А потом где-то внутри «вспыхнуло»: «Ты же сама писала, как нужно принимать таких детей. Люди читали и верили тебе. Ну что ж… Теперь пришло время доказать своей собственной жизнью, что ты не врешь! Что ты сама доверяешь Богу так, как пишешь».
И да, через ту боль и те слезы я поверила Ему. И ни секунды об этом не пожалела.
Помолимся, и пройдет ваш синдром
Подсказывал мне Господь, когда за несколько дней до родов я встретила в храме знакомую жену одного священника.
— Ой, ты тоже беременна? — радостно спросила я.

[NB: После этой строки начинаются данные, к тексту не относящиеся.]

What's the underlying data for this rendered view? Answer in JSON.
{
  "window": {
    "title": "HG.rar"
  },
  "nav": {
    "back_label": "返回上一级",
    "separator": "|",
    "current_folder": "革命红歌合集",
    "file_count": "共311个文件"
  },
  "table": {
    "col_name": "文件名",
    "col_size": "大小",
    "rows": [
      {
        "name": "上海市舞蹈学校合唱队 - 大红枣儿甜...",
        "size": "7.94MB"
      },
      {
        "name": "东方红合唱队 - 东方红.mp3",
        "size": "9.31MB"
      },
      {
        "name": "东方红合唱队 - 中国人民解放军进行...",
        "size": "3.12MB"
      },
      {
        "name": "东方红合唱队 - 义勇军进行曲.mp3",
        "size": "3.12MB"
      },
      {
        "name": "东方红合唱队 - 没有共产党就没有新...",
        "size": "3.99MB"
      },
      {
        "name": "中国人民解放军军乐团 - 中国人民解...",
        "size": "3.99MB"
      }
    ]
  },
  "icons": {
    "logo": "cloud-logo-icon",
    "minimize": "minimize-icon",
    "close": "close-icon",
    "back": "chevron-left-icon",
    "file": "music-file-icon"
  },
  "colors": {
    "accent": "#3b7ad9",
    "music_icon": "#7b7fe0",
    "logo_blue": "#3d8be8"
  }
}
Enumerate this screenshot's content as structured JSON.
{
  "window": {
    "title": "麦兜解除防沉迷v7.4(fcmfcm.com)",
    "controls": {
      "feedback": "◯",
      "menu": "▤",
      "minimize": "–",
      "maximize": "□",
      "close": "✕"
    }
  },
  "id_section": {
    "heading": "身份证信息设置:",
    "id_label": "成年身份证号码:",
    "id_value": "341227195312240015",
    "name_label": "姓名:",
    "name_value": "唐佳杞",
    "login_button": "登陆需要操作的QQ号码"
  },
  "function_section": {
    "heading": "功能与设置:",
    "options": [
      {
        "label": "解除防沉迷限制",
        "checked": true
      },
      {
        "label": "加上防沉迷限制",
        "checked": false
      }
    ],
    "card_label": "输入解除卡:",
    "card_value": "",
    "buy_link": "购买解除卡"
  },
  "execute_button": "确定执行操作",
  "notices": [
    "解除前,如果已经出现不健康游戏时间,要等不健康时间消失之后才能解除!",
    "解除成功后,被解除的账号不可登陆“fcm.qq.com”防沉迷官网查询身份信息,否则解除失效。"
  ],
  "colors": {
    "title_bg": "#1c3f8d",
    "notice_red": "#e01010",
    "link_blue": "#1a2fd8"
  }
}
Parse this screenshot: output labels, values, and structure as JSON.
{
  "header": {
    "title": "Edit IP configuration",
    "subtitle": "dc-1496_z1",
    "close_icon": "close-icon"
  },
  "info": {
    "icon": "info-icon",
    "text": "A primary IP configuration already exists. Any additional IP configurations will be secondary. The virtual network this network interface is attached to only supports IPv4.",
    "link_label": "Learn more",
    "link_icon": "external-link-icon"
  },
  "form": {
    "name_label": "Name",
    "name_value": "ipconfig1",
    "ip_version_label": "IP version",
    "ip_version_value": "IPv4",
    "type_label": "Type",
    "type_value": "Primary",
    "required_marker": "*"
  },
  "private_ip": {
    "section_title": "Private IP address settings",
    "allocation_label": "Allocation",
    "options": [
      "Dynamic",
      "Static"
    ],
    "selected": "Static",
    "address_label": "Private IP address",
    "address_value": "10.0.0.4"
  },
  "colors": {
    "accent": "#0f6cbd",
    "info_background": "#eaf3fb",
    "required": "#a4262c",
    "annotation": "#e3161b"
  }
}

Срок у нее был гораздо меньше, чем у меня. Но было уже видно.
— Да.
— А чего такая грустная?
— У нашего малыша синдром Дауна.
Сейчас эта матушка вспоминает, что я как-то странно на нее посмотрела. А у меня в голове было: «Ой, да ладно, ты же матушка. У тебя батюшка. Мы же в храме. Помолимся, и пройдет ваш синдром Дауна».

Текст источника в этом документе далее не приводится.